With Rayanne on board, Avalanche Creative tripled its revenue and its team in the course of two years, even in the midst of the COVID-19 pandemic.

“I worked with freelancers a little bit before Rayanne, and as soon as Rayanne was in … within a year we had three full-time employees,” Lance Beaudry said.

SEO is becoming more important to businesses when promoting themselves, Rayanne Beaudry said. The economy is experiencing a shift in labor, as well as a generational shift.
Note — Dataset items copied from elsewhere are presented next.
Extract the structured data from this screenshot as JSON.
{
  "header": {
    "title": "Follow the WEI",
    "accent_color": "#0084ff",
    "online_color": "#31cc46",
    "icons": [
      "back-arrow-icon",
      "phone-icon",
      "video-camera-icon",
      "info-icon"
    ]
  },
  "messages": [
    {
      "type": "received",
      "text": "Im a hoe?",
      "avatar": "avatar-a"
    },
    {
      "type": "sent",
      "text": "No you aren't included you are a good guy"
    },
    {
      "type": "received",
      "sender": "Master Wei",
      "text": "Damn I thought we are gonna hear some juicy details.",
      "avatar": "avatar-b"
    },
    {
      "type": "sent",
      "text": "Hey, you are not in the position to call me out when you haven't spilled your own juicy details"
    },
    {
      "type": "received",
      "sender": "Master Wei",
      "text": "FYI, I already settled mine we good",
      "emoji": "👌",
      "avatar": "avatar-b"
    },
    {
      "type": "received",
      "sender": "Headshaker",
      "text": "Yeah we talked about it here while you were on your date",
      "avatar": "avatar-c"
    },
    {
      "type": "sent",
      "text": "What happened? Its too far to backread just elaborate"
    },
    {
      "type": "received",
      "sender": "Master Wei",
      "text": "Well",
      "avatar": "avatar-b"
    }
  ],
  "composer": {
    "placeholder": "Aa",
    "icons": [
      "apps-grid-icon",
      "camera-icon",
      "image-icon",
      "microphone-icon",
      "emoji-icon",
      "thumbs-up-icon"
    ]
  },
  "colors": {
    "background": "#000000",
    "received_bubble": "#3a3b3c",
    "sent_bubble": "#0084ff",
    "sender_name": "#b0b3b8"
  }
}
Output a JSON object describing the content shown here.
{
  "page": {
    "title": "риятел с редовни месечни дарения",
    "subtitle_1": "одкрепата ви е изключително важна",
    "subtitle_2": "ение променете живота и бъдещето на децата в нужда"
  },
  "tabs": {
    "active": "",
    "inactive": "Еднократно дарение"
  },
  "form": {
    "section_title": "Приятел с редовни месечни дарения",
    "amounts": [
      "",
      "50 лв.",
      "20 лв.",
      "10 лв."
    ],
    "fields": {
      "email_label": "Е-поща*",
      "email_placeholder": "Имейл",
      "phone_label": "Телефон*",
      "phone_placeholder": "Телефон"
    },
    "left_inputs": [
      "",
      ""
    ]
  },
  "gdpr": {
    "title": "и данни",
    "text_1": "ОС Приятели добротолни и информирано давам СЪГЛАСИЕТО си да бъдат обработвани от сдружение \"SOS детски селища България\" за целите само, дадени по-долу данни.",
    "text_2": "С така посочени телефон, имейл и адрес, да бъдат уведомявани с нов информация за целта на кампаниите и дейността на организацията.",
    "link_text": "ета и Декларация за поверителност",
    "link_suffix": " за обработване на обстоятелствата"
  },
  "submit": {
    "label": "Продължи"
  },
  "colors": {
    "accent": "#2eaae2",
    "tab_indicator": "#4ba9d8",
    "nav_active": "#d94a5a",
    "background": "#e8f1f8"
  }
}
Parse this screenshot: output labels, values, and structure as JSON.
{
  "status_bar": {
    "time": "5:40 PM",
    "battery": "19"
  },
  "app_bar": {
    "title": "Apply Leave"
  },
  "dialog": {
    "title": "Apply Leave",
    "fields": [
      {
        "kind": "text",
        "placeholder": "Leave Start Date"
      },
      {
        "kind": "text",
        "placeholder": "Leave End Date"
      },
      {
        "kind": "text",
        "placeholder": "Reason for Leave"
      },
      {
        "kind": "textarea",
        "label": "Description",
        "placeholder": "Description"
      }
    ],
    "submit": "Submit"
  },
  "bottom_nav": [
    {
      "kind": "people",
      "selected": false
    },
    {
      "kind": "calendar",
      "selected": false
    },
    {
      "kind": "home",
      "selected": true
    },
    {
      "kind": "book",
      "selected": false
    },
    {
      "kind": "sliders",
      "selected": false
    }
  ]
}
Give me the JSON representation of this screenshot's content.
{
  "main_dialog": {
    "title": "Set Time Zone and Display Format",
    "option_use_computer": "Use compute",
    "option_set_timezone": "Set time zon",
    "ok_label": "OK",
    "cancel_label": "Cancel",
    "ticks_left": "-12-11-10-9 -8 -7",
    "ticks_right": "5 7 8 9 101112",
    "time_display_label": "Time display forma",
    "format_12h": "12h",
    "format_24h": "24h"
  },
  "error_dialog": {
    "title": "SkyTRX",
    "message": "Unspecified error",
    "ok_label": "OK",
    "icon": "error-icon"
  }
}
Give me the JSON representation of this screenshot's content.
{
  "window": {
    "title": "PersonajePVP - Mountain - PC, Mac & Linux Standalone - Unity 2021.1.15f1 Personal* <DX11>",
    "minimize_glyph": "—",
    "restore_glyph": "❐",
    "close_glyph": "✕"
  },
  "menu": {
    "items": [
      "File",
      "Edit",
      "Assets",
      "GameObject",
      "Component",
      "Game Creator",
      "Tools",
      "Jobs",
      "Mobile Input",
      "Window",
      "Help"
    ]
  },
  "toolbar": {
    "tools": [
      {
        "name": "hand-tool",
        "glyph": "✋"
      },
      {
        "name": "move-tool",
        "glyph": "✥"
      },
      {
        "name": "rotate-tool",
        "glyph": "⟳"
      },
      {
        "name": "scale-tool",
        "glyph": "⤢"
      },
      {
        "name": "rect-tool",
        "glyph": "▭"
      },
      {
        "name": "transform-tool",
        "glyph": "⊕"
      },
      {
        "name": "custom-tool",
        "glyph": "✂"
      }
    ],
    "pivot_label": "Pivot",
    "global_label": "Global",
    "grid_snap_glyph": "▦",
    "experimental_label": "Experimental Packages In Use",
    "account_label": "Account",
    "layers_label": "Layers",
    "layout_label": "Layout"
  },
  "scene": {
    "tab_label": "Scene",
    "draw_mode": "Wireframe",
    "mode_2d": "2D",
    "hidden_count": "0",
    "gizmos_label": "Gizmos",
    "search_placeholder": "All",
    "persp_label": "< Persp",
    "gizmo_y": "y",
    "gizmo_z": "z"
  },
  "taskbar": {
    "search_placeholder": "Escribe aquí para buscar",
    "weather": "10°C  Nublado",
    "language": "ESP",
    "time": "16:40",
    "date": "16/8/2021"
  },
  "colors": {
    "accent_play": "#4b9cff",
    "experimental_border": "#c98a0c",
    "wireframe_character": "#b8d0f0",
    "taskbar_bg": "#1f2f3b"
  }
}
As more young people move into decision-making positions, they’re going to Google first to find resources.

“Maybe the old way of getting noticed is you would go to a trade show, you’d get on the vendor list, you get on the phone with someone, but now if someone is looking for a landscaper or any kind of BTB resource, they’re going to Google,” she said. “We saw that in the last year with the pandemic. Everything went online. If you’re not using your website as an active lead generation source, you’re missing out.”

SEO also is one of the few marketing activities that compound over time, Lance Beaudry added. Although businesses can certainly lose visibility if they don’t practice good SEO, the front page of Google is free real estate.

It’s also less sales-focused and more people-focused, he added. Companies that leverage SEO well will first educate customers on their services and teach them to come to them if they need help. For example, Avalanche assisted a local landscaping company, Superior Groundcover Inc., in writing a blog about DIY spray-on lawns, or hydroseeding, because many potential customers in Michigan were searching for hydroseeding.

“Why would we want the company that offers hydroseeding as a service to write a blog about how customers could do it themselves? Well, these people … they haven’t made up their mind yet,” Lance Beaudry said. “They’re just trying to figure out what does it take to do it themselves. If you lay out the facts — don’t sell Superior’s services — just tell them how to DIY … they’re going to come to the conclusion that, ‘Oh, this company really helped me understand that I do not want to do this myself. Maybe I’ll call them.’”

Proper, people-focused SEO isn’t just about tricking the search engine by stuffing certain keywords into a page. It’s about helping the end consumer find exactly what they’re looking for.

“A lot of SEOs will panic about Google algorithm updates, but we really don’t worry about that,” Rayanne Beaudry said. “In the end, Google is trying to help searchers find the best content, and so are we. If you’re interested in helping the end user and creating the best experiences for them, you don’t have to worry about Google algorithm updates. They’re only going to be in your favor.”

Vanity metrics also are not a sign of good SEO practices, Lance Beaudry added. Just because a website has a high amount of traffic, that doesn’t automatically equal more customers for the business. It also doesn’t mean anything for a website to rank No. 1 for a keyword nobody searches.

“It looks good. It makes the business look good, but it doesn’t equate to generating new business all the time,” he said.

Another successful client Avalanche has assisted is White Lake Dock & Dredge, an environmental dredging and marine construction company in Norton Shores. Avalanche helped the company rank above FEMA and Wikipedia when googling the keyphrase “rip rap rock revetment.”

“When the shoreline was eroding and people’s houses were falling in the lake, they were calling this company to prevent that from happening,” Lance Beaudry said.

While landscaping makes up a good chunk of the sectors Avalanche services, the bulk of its clientele work in the health care, manufacturing and software industries.

“We try not to be too specific to any industries. It keeps us curious,” Rayanne Beaudry said.

“I’d say that’s one of our biggest value-adds,” Lance Beaudry said. “If you were to google ‘hydroseeding SEO specialist,’ you wouldn’t find many — well, you would find our website (laughs), but that’s kind of our value-add is we’re SEO agnostic. We can train our team to become experts in very niche industries.”